Through mise-en-scène and movie-like make-up and costume, Sherman treats each photograph as a portrait, though never one of herself. She embodies her characters even if only for the image itself. Presenting subversion through mimicry, against tableaus of mass media and image-based messages of pop culture, Sherman takes on both art history and the art world.

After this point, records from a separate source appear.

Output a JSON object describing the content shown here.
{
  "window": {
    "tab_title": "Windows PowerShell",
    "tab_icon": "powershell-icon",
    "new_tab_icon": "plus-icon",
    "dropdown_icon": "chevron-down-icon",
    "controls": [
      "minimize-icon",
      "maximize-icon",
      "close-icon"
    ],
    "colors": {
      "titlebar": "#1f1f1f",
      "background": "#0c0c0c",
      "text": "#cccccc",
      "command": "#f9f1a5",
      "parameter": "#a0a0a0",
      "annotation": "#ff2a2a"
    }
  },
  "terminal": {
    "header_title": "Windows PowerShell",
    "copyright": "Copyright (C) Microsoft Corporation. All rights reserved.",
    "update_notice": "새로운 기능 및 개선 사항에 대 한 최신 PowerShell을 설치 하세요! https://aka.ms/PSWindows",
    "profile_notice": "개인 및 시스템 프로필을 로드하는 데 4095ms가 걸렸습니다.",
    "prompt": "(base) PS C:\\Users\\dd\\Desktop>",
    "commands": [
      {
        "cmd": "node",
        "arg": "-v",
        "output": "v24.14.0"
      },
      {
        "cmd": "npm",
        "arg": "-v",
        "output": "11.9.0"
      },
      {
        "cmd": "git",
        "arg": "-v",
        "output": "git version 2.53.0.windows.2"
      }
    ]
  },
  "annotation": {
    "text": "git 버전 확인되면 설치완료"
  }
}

Though a shape-shifter, Sherman has become an art world celebrity in her own right. The subject of solo retrospectives across the world, including a blockbuster showing at the Museum of Modern Art, New York, and a frequent exhibitor at the Venice Biennale among other biennials, Sherman holds an inextricable place in contemporary art history.